Catholic Charities and Discrimination
March 6th, 2010
[I’m proud to have Jason Cianciotto as a friend and now, perhaps, an occasional contributor to BTB. Jason was previously the Director of the Policy Institute at the National Gay and Lesbian Task Force, and later the Executive Director of the Wingspan Community Center in Tucson. He is now free as a bird, traveling around the country with his husband, Courter. — Jim B.]
Now that marriage equality has reached Washington, DC, faith-based social service providers that receive city funding are no longer able to discriminate against married gay and lesbian clients and employees. As a result, in mid-February DC Catholic charities transferred its foster-care and adoption program to the National Center for Children and Families in order to avoid having to offer services to married same-sex couples. On March 1st the organization also announced that it would stop offering health insurance to the spouses of all new employees, gay or straight, a move enabling them to “remain faithful to the church’s teachings” by not having to provide insurance to the same-sex spouses of employees.
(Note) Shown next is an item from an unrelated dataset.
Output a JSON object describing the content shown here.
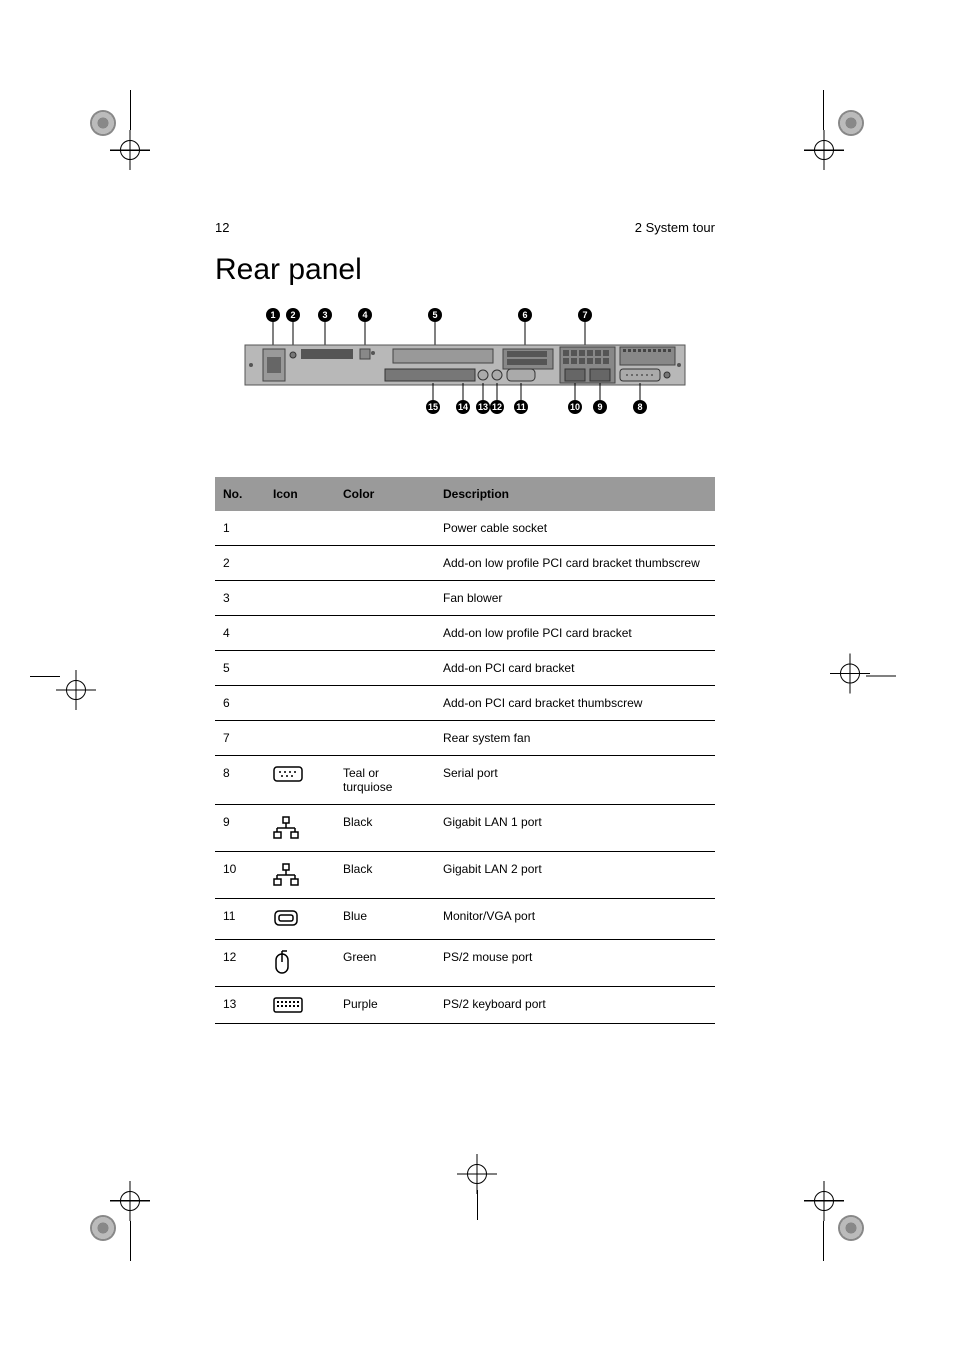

DC Catholic charities would rather you not see this as an issue of discrimination. Instead they cast themselves as “victims,” losing freedom of religion every time a same-sex couple slips on a pair of wedding rings. Additionally, coverage in the Washington Post characterized these changes as “fallout,” as if same-sex marriage was akin to a nuclear explosion. However, this is a distraction from the real issue at hand: While faith-based organizations should be able to provide services consistent with their beliefs and traditions, when those services are funded by tax dollars, discrimination based on any characteristic should not be allowed. Period.
This scenario already played out in Massachusetts. In 2006 the Archdiocese there also suspended foster care and adoption support services provided through Catholic charities rather than comply with that state’s anti-discrimination laws. As was the case in DC, these services were picked up by other secular agencies. This is a positive outcome for children in need of care based on scientifically supported best practices, rather than on any particular religious tradition.
The distribution of tax dollars to organizations that act in the best interest of children who need a good home, regardless of the sexual orientation of prospective parents, is scientifically supported. For example, in January the Journal of Marriage and Family published a comprehensive analysis of 81 studies of one- and two-parent families, including gay and lesbian couples and individuals. On established measures of self-esteem, social adjustment, and other key indicators, children raised by same-sex parents were indistinguishable from those raised by married men and women. This further strengthens the position of every major medical and mental health professional association in support of the estimated 65,500 adopted children in the U.S. living with a gay or lesbian parent.
As more states legalize same-sex marriage, Catholic charities and other faith-based social service providers will be forced to change discriminatory policies or lose public funding. As was the case in Massachusetts and DC, it is likely that a shift in service provision to secular agencies will continue. This is a positive outcome for all children and families in need, who should not be caught in the cross-fire of the religious rights’ culture war against equality for all Americans.